La flotte de transport tactique rencontre elle aussi des difficultés diverses. Conçue pour transporter du passagers et/ou du fret vers ou à l’intérieur d’un théâtre d’opérations, par tout temps, de jour comme de nuit, elle comprend aujourd’hui 33 C160 Transall, 14 C130 Hercules et 27 Casa CN 235. Les Transall constituent assurément le « couteau suisse » de l’armée de l’air et ont été de toutes les missions menées ces dernières décennies. Ils disposent d’excellentes capacités de navigation à basse altitude, de posé sur un terrain sommairement préparé et de largage de personnel et de matériel. Pouvant transporter en moyenne six tonnes à 3.000 km, ces appareils sont désormais très âgés (le premier a été mis en service en 1967) et leur retrait a débuté en 2005. La flotte de C130, elle, a un âge moyen de 27 ans. Elle présente également des capacités tactiques appréciables (12 tonnes à 3.600 kilomètres) même si ses performances en posé sur un terrain sommairement préparé sont plus limitées que celles du Transall. Enfin, s’il est moins cher à mettre en œuvre que les Transall et les Hercules, le CN 235 dispose de capacités nettement moindres (3 tonnes à 3.000 km)
Les limites de cette flotte – connues depuis longtemps – ont été plus que criantes durant l’Opération Serval. Certes la France est entrée en premier sur un théâtre d’opération distant de plus de 4.000 kilomètres de la métropole mais elle n’a toutefois pu durer que grâce à l’aide de ses alliés. Jamais Serval n’aurait pu se dérouler correctement sans ces précieuses contributions. Britanniques, Belges, Canadiens et Américains puis Allemands, Danois (31), Espagnols et Néerlandais ont permis de pallier les lacunes française en fournissant des moyens aériens très vite après le déclenchement de l’intervention militaire.

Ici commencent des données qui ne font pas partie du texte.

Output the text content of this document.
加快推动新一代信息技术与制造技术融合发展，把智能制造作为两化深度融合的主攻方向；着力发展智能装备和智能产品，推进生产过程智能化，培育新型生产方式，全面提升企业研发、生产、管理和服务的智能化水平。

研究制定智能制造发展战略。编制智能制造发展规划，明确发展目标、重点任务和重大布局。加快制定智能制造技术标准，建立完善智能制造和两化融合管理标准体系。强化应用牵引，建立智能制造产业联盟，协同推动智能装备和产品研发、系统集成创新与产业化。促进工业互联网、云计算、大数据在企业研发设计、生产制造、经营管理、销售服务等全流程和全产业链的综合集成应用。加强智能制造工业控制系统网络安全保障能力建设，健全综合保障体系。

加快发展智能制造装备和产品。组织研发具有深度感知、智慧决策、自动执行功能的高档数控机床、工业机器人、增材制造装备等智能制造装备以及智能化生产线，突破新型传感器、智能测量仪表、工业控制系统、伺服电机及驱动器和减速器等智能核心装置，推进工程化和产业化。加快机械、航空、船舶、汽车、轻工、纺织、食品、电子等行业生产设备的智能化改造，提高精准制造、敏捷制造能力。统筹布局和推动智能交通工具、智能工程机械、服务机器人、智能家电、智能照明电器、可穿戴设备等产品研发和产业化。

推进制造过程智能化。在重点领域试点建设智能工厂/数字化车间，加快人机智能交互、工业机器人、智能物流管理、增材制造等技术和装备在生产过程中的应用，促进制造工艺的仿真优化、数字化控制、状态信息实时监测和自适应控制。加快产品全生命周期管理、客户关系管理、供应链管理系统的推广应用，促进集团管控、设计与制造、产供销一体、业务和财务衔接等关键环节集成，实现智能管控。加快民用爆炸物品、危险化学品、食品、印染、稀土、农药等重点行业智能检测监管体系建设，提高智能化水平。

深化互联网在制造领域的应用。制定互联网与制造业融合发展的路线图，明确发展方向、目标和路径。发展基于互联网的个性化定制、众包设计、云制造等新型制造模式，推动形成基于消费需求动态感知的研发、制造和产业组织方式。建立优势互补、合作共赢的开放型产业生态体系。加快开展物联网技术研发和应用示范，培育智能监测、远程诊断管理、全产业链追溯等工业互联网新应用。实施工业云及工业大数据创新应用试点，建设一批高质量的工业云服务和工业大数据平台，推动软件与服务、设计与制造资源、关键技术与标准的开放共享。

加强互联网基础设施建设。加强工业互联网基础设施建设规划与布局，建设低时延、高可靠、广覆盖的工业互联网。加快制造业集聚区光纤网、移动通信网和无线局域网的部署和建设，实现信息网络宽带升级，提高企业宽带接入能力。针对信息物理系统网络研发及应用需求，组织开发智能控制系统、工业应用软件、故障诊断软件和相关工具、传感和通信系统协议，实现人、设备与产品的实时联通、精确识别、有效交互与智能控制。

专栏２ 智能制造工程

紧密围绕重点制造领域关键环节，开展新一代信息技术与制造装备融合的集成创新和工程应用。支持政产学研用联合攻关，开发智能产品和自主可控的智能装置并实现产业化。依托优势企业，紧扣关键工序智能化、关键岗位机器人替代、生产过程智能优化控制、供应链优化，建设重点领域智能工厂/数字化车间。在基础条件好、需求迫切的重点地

Parallèlement à ces apports extérieurs, la France a affrété des appareils de transport stratégique dans le cadre des contrats SALIS et ICS (32). Au final, en matière de transport de soldats, les aéronefs français ont été particulièrement épaulés par les moyens de l’EATC et par les Boeing C17 fournis par les États-Unis, le Royaume-Uni et le Canada. S’agissant du fret, les moyens de l’armée de l’air ont assuré uniquement des missions de transport d’urgence et de faible tonnage. 75 % du fret projeté par voie aérienne au cours du premier semestre 2013 a ainsi été transporté par des avions affrétés (SALIS et ICS), 20 % par des vecteurs alliés C17 (États-Unis, du Royaume-Uni et du Canada) et seulement 5 % par des avions militaires français ou alliés dans le cadre de l’EATC (33).
Cette situation n’est guère satisfaisante. Le projet de loi de programmation militaire y répond de deux manières.
Tout d’abord, il maintient la poursuite du programme A400 M qui a connu une gestation relativement compliquée et dont la poursuite fut un temps menacée. Cet avion offre des capacités de transport stratégique mais aussi tactiques. En effet, avec l’A400M, la France disposera d’un avion capable à la fois d’effectuer des missions de projection de force sur les théâtres éloignés et des missions plus classiques d’aéromobilité comme le soutien logistique des unités en zone de combat avec « posers d’assaut ». Assurément, « sur le théâtre malien, les capacités tactiques et les performances de l’A400M aurait apporté une réelle plus-value opérationnelle. L’opération d’aérolargage sur Tombouctou aurait ainsi pu être réalisée en vol direct depuis la métropole. La conduite des opérations aéroterrestres aurait également pu être accélérée, en déployant plus rapidement les forces, en les soutenant sans rupture de charge et en évitant la saturation des plateformes aéronautiques » (34). Le premier A400 M a été livré à l’armée l’air l’été dernier. Le deuxième devrait l’être à la fin de l’année et quatre nouveaux exemplaires sont prévus en 2014. Le projet de loi de programmation militaire 2014-2019 prévoit la livraison de 9 autres exemplaires jusqu’en 2019, année où 15 A400M devraient ainsi être en service dans l’armée de l’air. À terme, le projet de loi vise une « cinquantaine d’avions de transport tactique » en service dans l’armée de l’air. Il y a là une réduction potentielle de la cible initiale de 50 A400M puisque une « cinquantaine d’avions de transport tactique » ne veut pas dire que l’ensemble de la flotte sera obligatoirement des A400M. Il y aura également un ralentissement du rythme des livraisons puisque la précédente programmation prévoyait une flotte de 35 appareils en 2020 et l’arrivée du cinquantième et dernier avion en 2024 (35). Pour autant, le projet de loi que nous examinons sécurise le programme A400M. Il fait preuve de réalisme en ne fixant pas un objectif qui s’avèrerait impossible de financer dans les années à venir. L’A400M est aujourd’hui une réalité. À la fin de la période de la LPM 2014-2019, la France disposera d’une capacité accrue en matière de transport aérien.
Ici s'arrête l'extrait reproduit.